Vegetation structural change since 1981 significantly enhanced the terrestrial carbon sink

• Published in: Nature communications Vol. 10; no. 1; pp. 4259 - 7
• Main Authors: Chen, Jing M., Ju, Weimin, Ciais, Philippe, Viovy, Nicolas, Liu, Ronggao, Liu, Yang, Lu, Xuehe
• Format: Journal Article
• Language: English
• Published: London Nature Publishing Group UK 18.09.2019; Nature Publishing Group; Nature Portfolio
• Subjects: 704/106; 704/47; Carbon; Carbon cycle; Carbon dioxide; Carbon sinks; Climate change; Computer simulation; Diagnostic systems; Ecology, environment; Ecosystem models; Ecosystems; Environment models; Environmental Sciences; Fertilization; Global Changes; Humanities and Social Sciences; Leaf area; Leaf area index; Life Sciences; multidisciplinary; Satellite observation; Science; Science (multidisciplinary); Vegetation
• ISSN: 2041-1723; 2041-1723
• DOI: 10.1038/s41467-019-12257-8

Satellite observations show that leaf area index (LAI) has increased globally since 1981, but the impact of this vegetation structural change on the global terrestrial carbon cycle has not been systematically evaluated.
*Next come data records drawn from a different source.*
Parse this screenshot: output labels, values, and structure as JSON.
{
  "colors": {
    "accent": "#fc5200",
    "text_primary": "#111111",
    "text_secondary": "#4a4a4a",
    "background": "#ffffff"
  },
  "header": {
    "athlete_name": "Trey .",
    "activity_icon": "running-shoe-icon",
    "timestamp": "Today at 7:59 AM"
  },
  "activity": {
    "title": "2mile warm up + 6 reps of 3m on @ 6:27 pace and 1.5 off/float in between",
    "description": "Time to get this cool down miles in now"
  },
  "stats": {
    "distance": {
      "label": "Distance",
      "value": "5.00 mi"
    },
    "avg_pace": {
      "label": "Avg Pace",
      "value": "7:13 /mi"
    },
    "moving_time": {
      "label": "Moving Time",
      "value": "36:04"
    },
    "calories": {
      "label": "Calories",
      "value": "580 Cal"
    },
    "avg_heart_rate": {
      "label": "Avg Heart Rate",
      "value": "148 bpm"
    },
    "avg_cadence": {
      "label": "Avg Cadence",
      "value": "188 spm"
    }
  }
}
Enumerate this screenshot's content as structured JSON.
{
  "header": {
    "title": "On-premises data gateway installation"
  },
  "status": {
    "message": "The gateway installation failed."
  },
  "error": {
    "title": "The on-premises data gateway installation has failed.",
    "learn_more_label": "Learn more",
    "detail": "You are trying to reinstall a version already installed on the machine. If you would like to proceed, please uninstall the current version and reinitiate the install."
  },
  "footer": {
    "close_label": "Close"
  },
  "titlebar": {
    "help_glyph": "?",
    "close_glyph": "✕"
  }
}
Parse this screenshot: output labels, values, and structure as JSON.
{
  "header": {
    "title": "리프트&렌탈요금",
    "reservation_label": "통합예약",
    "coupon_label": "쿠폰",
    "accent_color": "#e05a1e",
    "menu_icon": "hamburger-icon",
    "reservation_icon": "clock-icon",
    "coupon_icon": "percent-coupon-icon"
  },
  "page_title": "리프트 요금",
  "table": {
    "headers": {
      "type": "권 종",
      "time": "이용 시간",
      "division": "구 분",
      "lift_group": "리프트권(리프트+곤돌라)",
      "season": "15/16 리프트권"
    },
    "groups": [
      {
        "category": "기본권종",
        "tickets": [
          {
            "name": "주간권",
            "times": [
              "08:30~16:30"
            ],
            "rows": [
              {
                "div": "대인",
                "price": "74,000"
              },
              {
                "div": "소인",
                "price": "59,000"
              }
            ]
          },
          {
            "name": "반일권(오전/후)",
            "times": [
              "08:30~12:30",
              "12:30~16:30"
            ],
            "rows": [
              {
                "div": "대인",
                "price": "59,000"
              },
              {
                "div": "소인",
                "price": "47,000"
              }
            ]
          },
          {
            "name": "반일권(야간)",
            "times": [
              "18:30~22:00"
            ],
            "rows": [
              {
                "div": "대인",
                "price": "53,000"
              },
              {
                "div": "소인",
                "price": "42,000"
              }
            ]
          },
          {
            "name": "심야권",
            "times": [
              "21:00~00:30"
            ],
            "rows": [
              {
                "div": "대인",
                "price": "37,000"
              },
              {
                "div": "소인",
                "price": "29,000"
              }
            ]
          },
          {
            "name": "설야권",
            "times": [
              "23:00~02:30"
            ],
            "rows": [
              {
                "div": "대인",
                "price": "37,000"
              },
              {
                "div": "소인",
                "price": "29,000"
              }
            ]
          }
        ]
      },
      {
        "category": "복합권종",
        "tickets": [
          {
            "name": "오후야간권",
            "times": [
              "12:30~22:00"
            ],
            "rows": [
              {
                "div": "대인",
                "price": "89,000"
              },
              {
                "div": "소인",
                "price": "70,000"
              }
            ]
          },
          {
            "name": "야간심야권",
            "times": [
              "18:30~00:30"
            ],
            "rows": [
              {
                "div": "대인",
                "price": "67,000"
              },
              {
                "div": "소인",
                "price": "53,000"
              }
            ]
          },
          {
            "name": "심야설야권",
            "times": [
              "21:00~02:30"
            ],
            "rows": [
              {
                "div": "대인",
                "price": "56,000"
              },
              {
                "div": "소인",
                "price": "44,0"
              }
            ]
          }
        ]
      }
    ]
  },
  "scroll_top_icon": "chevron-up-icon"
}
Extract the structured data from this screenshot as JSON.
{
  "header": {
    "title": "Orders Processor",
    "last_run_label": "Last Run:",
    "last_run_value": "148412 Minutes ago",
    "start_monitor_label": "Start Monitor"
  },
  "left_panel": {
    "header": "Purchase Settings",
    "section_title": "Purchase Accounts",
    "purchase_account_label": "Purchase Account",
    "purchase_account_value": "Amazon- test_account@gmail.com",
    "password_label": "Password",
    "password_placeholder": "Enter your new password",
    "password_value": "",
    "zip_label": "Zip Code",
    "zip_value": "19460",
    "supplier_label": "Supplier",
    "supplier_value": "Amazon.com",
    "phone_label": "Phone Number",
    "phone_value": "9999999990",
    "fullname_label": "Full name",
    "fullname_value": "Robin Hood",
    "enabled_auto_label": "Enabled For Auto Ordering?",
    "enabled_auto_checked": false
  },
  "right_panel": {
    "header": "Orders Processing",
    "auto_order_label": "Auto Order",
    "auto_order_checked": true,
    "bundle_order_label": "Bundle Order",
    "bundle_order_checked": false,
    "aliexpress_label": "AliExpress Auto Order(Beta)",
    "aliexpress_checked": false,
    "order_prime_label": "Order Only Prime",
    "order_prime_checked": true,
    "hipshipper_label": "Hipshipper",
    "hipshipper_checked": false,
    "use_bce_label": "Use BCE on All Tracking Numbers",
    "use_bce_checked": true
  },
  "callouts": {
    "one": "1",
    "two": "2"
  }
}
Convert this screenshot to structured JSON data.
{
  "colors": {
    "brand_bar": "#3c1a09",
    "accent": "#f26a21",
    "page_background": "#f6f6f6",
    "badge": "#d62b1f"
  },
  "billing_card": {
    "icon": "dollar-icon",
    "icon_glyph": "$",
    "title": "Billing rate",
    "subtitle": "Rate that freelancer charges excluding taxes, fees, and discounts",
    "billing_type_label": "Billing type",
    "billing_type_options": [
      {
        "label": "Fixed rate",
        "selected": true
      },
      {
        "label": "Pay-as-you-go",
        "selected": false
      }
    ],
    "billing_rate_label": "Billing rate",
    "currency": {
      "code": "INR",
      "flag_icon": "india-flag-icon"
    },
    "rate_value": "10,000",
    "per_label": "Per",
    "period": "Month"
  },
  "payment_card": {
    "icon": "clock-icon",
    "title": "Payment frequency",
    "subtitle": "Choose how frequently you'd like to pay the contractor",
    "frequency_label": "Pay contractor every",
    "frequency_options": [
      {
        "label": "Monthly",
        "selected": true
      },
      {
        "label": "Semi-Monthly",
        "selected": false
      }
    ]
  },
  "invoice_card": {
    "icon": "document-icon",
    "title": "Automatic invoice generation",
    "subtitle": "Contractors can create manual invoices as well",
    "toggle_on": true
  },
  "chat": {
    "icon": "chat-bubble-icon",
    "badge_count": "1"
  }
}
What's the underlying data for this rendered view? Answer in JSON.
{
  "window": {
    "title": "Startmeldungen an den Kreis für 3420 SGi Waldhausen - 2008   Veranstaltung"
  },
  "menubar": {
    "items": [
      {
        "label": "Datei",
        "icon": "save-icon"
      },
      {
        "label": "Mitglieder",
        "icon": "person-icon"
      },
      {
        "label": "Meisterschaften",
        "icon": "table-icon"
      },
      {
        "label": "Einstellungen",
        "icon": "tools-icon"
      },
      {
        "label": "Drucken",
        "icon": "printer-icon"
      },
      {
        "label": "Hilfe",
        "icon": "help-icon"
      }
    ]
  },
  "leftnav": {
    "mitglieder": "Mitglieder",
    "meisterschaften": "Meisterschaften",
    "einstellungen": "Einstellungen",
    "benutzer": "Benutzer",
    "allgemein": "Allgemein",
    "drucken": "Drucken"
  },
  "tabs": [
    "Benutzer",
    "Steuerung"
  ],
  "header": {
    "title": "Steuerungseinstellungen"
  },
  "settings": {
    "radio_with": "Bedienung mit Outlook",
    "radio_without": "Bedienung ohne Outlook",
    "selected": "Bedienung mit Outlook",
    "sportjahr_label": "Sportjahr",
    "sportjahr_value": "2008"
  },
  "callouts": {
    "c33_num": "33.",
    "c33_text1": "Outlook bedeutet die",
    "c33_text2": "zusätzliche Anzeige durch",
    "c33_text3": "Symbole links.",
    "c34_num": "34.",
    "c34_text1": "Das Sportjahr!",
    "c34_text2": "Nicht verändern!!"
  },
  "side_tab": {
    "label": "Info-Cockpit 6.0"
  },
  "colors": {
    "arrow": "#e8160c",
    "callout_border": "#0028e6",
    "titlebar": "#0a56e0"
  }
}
Through process-based diagnostic ecosystem modeling, we find that the increase in LAI alone was responsible for 12.4% of the accumulated terrestrial carbon sink (95 ± 5 Pg C) from 1981 to 2016, whereas other drivers of CO 2 fertilization, nitrogen deposition, and climate change (temperature, radiation, and precipitation) contributed to 47.0%, 1.1%, and −28.6% of the sink, respectively. The legacy effects of past changes in these drivers prior to 1981 are responsible for the remaining 65.5% of the accumulated sink from 1981 to 2016. These results refine the attribution of the land sink to the various drivers and would help constrain prognostic models that often have large uncertainties in simulating changes in vegetation and their impacts on the global carbon cycle. There lacks systematic analysis on the importance of vegetation structural change in the global terrestrial carbon cycle. Here the authors conducted a multi-model comparison analysis and find that the increase in leaf area index has been responsible for 12.4% of the accumulated terrestrial carbon sink from 1981 to 2016.